Even before AI, open source was integral in China’s tech culture that famously refuses to pay for software. Code repository GitHub remains one of the few major Western sites still accessible behind the Great Firewall. As a former GitHub worker argues, this openness is the talent pipeline, and one reason China produces roughly half of the world’s AI researchers.
Open models still tend to trail proprietary ones by about six months. But this gap has stayed surprisingly narrow. And it raises an uncomfortable question for companies like OpenAI: How do you justify a US$852 billion valuation when Chinese rivals are giving away technology that is nearly as good?
It’s causing consternation in Washington. An advisory for US lawmakers last month warned that China “has opted to go all in on an open-source approach to AI”, threatening America’s lead. The report described a powerful flywheel as global uptake of Chinese AI creates a feedback loop that drives iteration and further adoption.
That makes a full-scale abandonment unlikely. Chinese labs may move toward a hybrid model, mixing open and proprietary releases, but they are unlikely to walk away from the strategy altogether.
REAL CONCERNS
There are legitimate concerns, especially after the hype and cybersecurity anxieties surrounding Anthropic’s new Mythos model, that open source could prove too dangerous. These fears shouldn’t be ignored; but some are reflexive.

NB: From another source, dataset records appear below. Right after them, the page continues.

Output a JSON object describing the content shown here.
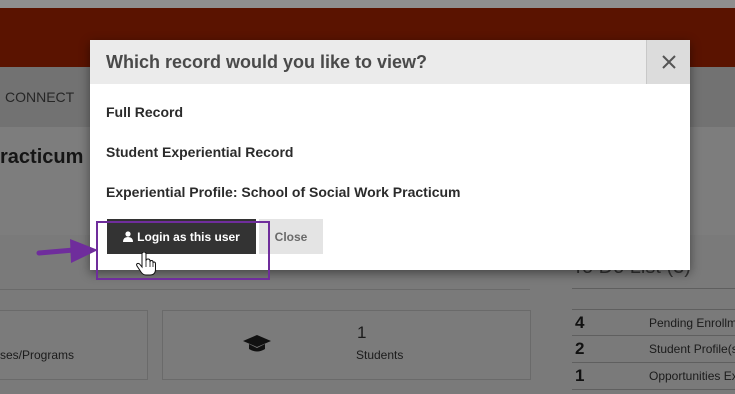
{
  "background": {
    "nav": {
      "connect": "CONNECT"
    },
    "page_title": "racticum",
    "cards": [
      {
        "label": "ses/Programs"
      },
      {
        "count": "1",
        "label": "Students",
        "icon": "graduation-cap-icon"
      }
    ],
    "todo": {
      "title": "To Do List (3)",
      "items": [
        {
          "count": "4",
          "label": "Pending Enrollm"
        },
        {
          "count": "2",
          "label": "Student Profile(s"
        },
        {
          "count": "1",
          "label": "Opportunities Ex"
        }
      ]
    }
  },
  "modal": {
    "title": "Which record would you like to view?",
    "close_icon": "close-icon",
    "records": [
      "Full Record",
      "Student Experiential Record",
      "Experiential Profile: School of Social Work Practicum"
    ],
    "login_button": "Login as this user",
    "login_icon": "user-icon",
    "close_button": "Close"
  },
  "annotation": {
    "arrow_color": "#6f2d9c",
    "box_color": "#6f2d9c"
  }
}
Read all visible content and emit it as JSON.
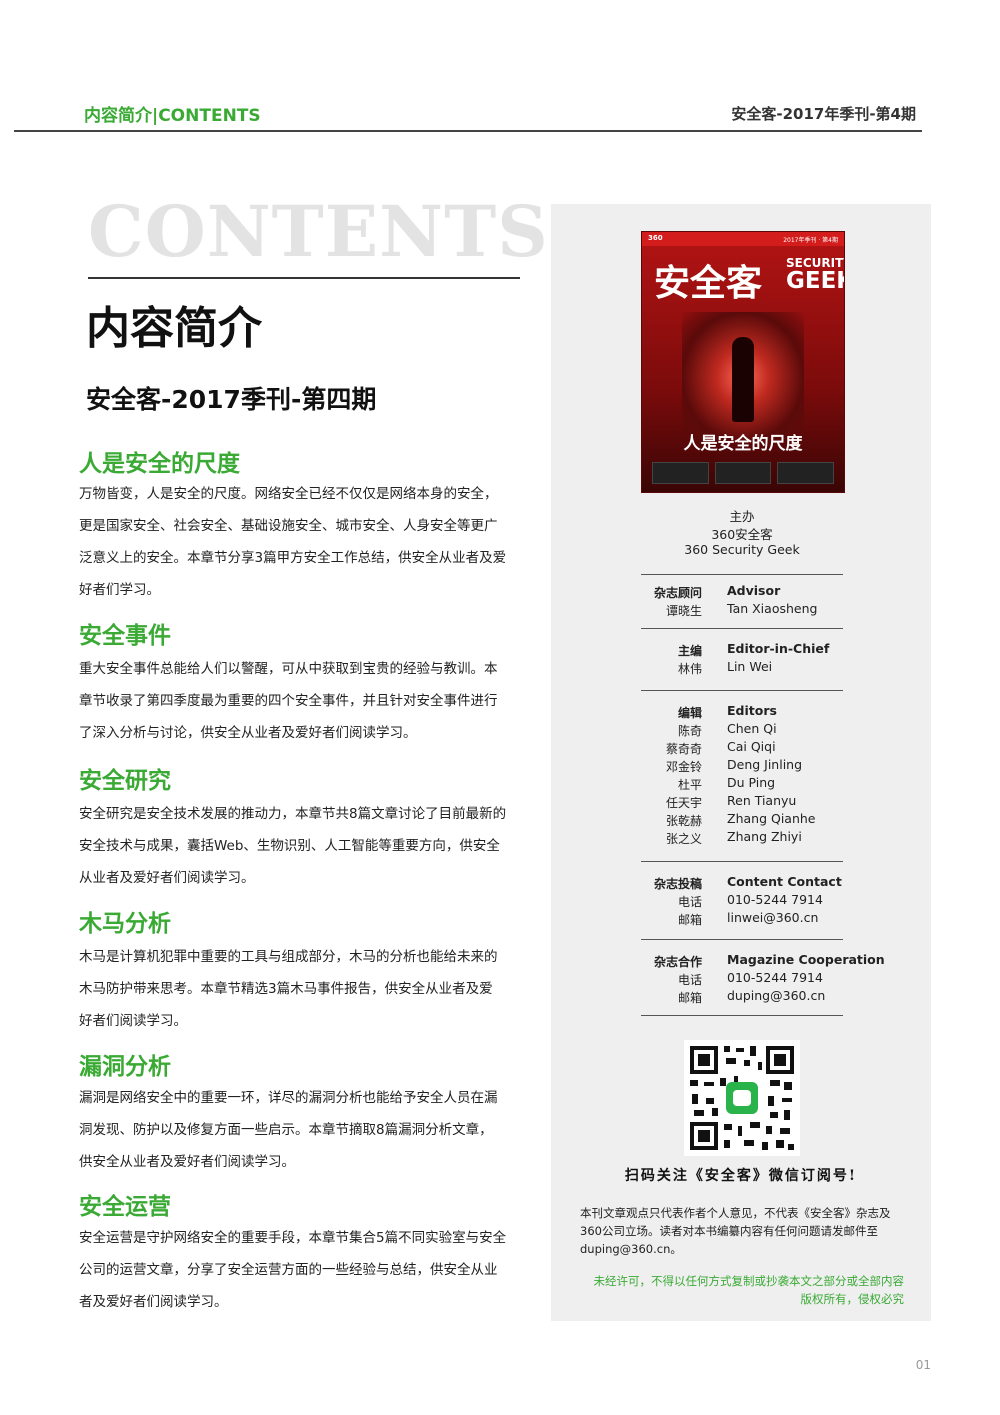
{
  "header": {
    "left": "内容简介|CONTENTS",
    "right": "安全客-2017年季刊-第4期"
  },
  "watermark": "CONTENTS",
  "title": "内容简介",
  "issue_title": "安全客-2017季刊-第四期",
  "sections": [
    {
      "heading": "人是安全的尺度",
      "lines": [
        "万物皆变，人是安全的尺度。网络安全已经不仅仅是网络本身的安全，",
        "更是国家安全、社会安全、基础设施安全、城市安全、人身安全等更广",
        "泛意义上的安全。本章节分享3篇甲方安全工作总结，供安全从业者及爱",
        "好者们学习。"
      ]
    },
    {
      "heading": "安全事件",
      "lines": [
        "重大安全事件总能给人们以警醒，可从中获取到宝贵的经验与教训。本",
        "章节收录了第四季度最为重要的四个安全事件，并且针对安全事件进行",
        "了深入分析与讨论，供安全从业者及爱好者们阅读学习。"
      ]
    },
    {
      "heading": "安全研究",
      "lines": [
        "安全研究是安全技术发展的推动力，本章节共8篇文章讨论了目前最新的",
        "安全技术与成果，囊括Web、生物识别、人工智能等重要方向，供安全",
        "从业者及爱好者们阅读学习。"
      ]
    },
    {
      "heading": "木马分析",
      "lines": [
        "木马是计算机犯罪中重要的工具与组成部分，木马的分析也能给未来的",
        "木马防护带来思考。本章节精选3篇木马事件报告，供安全从业者及爱",
        "好者们阅读学习。"
      ]
    },
    {
      "heading": "漏洞分析",
      "lines": [
        "漏洞是网络安全中的重要一环，详尽的漏洞分析也能给予安全人员在漏",
        "洞发现、防护以及修复方面一些启示。本章节摘取8篇漏洞分析文章，",
        "供安全从业者及爱好者们阅读学习。"
      ]
    },
    {
      "heading": "安全运营",
      "lines": [
        "安全运营是守护网络安全的重要手段，本章节集合5篇不同实验室与安全",
        "公司的运营文章，分享了安全运营方面的一些经验与总结，供安全从业",
        "者及爱好者们阅读学习。"
      ]
    }
  ],
  "cover": {
    "logo": "360",
    "issue": "2017年季刊 · 第4期",
    "cn_title": "安全客",
    "en_title_1": "SECURITY",
    "en_title_2": "GEEK",
    "tagline": "人是安全的尺度"
  },
  "host": {
    "label": "主办",
    "org_cn": "360安全客",
    "org_en": "360 Security Geek"
  },
  "staff": {
    "advisor": {
      "cn_role": "杂志顾问",
      "en_role": "Advisor",
      "names_cn": [
        "谭晓生"
      ],
      "names_en": [
        "Tan Xiaosheng"
      ]
    },
    "chief": {
      "cn_role": "主编",
      "en_role": "Editor-in-Chief",
      "names_cn": [
        "林伟"
      ],
      "names_en": [
        "Lin Wei"
      ]
    },
    "editors": {
      "cn_role": "编辑",
      "en_role": "Editors",
      "names_cn": [
        "陈奇",
        "蔡奇奇",
        "邓金铃",
        "杜平",
        "任天宇",
        "张乾赫",
        "张之义"
      ],
      "names_en": [
        "Chen  Qi",
        "Cai Qiqi",
        "Deng Jinling",
        "Du Ping",
        "Ren Tianyu",
        "Zhang Qianhe",
        "Zhang Zhiyi"
      ]
    },
    "contact": {
      "cn_role": "杂志投稿",
      "en_role": "Content Contact",
      "phone_label": "电话",
      "phone": "010-5244 7914",
      "email_label": "邮箱",
      "email": "linwei@360.cn"
    },
    "cooperation": {
      "cn_role": "杂志合作",
      "en_role": "Magazine Cooperation",
      "phone_label": "电话",
      "phone": "010-5244 7914",
      "email_label": "邮箱",
      "email": "duping@360.cn"
    }
  },
  "qr_caption": "扫码关注《安全客》微信订阅号!",
  "disclaimer": "本刊文章观点只代表作者个人意见，不代表《安全客》杂志及360公司立场。读者对本书编纂内容有任何问题请发邮件至duping@360.cn。",
  "copyright_1": "未经许可，不得以任何方式复制或抄袭本文之部分或全部内容",
  "copyright_2": "版权所有，侵权必究",
  "page_number": "01"
}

Bad actors hoping to weaponise enormous models would still need immense computing resources. And openness brings its own safeguards the same way sunlight is the best disinfectant. More eyes can inspect flaws and vulnerabilities. The alternative is the familiar Big Tech line of “trust us, we know best”. At this stage, that is not especially reassuring.
Still, China’s brutal domestic competition is forcing companies to find ways to make money. Start-ups Zhipu and MiniMax have gone public, increasing pressure to satisfy shareholders. Alibaba, after reshuffling its AI research team, is also searching for ways to offset costs. Closing off its most advanced models and charging for them is one way to escape the race-to-the-bottom pricing that has defined the sector.

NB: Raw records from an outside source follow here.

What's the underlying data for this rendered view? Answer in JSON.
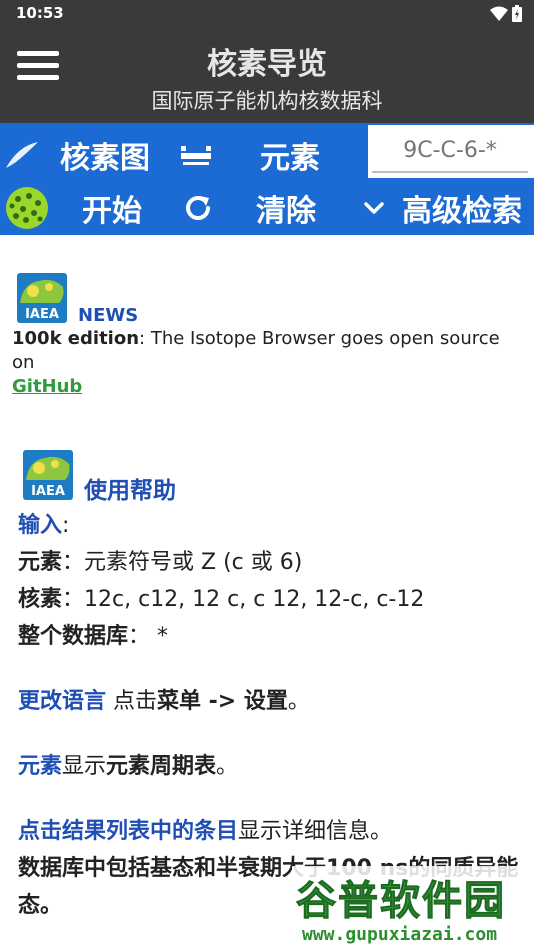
{
  "status": {
    "time": "10:53"
  },
  "appbar": {
    "title": "核素导览",
    "subtitle": "国际原子能机构核数据科"
  },
  "toolbar1": {
    "nuclide_chart_label": "核素图",
    "elements_label": "元素"
  },
  "search": {
    "value": "",
    "placeholder": "9C-C-6-*"
  },
  "toolbar2": {
    "start_label": "开始",
    "clear_label": "清除",
    "advanced_label": "高级检索"
  },
  "news": {
    "logo_text": "IAEA",
    "label": "NEWS",
    "bold_text": "100k edition",
    "text": ": The Isotope Browser goes open source on",
    "link": "GitHub"
  },
  "help": {
    "logo_text": "IAEA",
    "title": "使用帮助",
    "input_label": "输入",
    "input_colon": ":",
    "element_label": "元素",
    "element_text": "：元素符号或 Z (c 或 6)",
    "nuclide_label": "核素",
    "nuclide_text": "：12c, c12, 12 c, c 12, 12-c, c-12",
    "database_label": "整个数据库",
    "database_text": "：  *",
    "language_link": "更改语言",
    "language_text1": " 点击",
    "language_bold": "菜单 -> 设置",
    "language_text2": "。",
    "elements_link": "元素",
    "elements_text1": "显示",
    "elements_bold": "元素周期表",
    "elements_text2": "。",
    "click_link": "点击结果列表中的条目",
    "click_text": "显示详细信息。",
    "db_bold1": "数据库中包括基态和半衰期大于",
    "db_bold2": "100 ns",
    "db_bold3": "的同质异能态。"
  },
  "watermark": {
    "main": "谷普软件园",
    "url": "www.gupuxiazai.com"
  },
  "colors": {
    "appbar": "#3a3a3a",
    "toolbar": "#1c6ad4",
    "link": "#1f4fb5",
    "github": "#2e9b3c"
  }
}
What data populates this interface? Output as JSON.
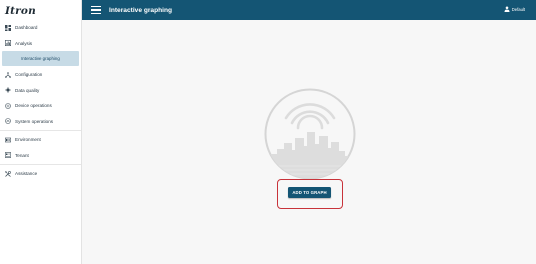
{
  "brand": {
    "logo_text": "Itron"
  },
  "header": {
    "title": "Interactive graphing",
    "user_name": "Default"
  },
  "sidebar": {
    "items": [
      {
        "label": "Dashboard",
        "icon": "dashboard-icon"
      },
      {
        "label": "Analysis",
        "icon": "analysis-icon"
      },
      {
        "label": "Interactive graphing",
        "selected": true
      },
      {
        "label": "Configuration",
        "icon": "configuration-icon"
      },
      {
        "label": "Data quality",
        "icon": "data-quality-icon"
      },
      {
        "label": "Device operations",
        "icon": "device-operations-icon"
      },
      {
        "label": "System operations",
        "icon": "system-operations-icon"
      },
      {
        "label": "Environment",
        "icon": "environment-icon"
      },
      {
        "label": "Tenant",
        "icon": "tenant-icon"
      },
      {
        "label": "Assistance",
        "icon": "assistance-icon"
      }
    ]
  },
  "main": {
    "add_button_label": "ADD TO GRAPH"
  },
  "colors": {
    "header_bg": "#145574",
    "selected_item_bg": "#c7dbe6",
    "highlight_border": "#c8333a",
    "content_bg": "#f7f7f7"
  }
}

And it’s important to note that China’s AI industry has never been monolithic. ByteDance, for example, has always kept its models closed.

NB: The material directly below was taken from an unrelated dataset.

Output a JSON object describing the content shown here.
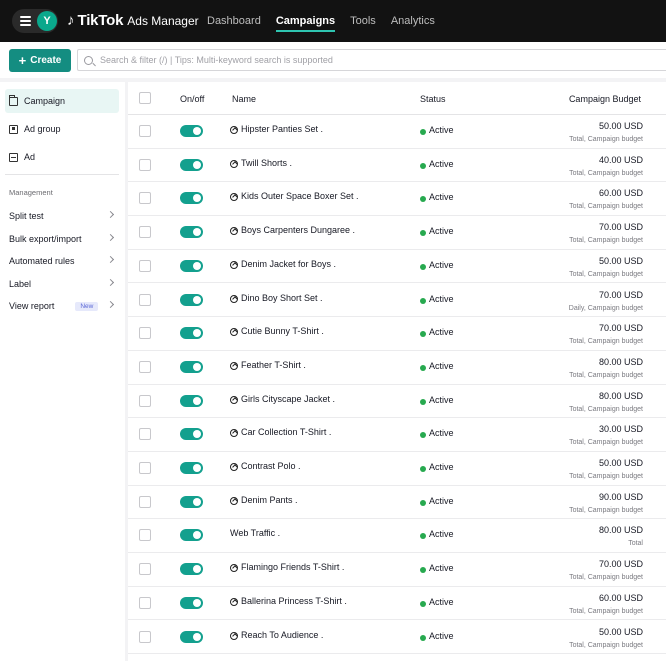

As much as Alibaba’s retreat looks like a turning point for the entire ecosystem, the shift is unlikely to happen all at once. China’s open source systems are still likely to dominate for years, even as the business models evolve. The next real test is DeepSeek. Its highly anticipated next release will reveal whether the national champion intends to preserve the tradition it helped supercharge or accelerate its decline.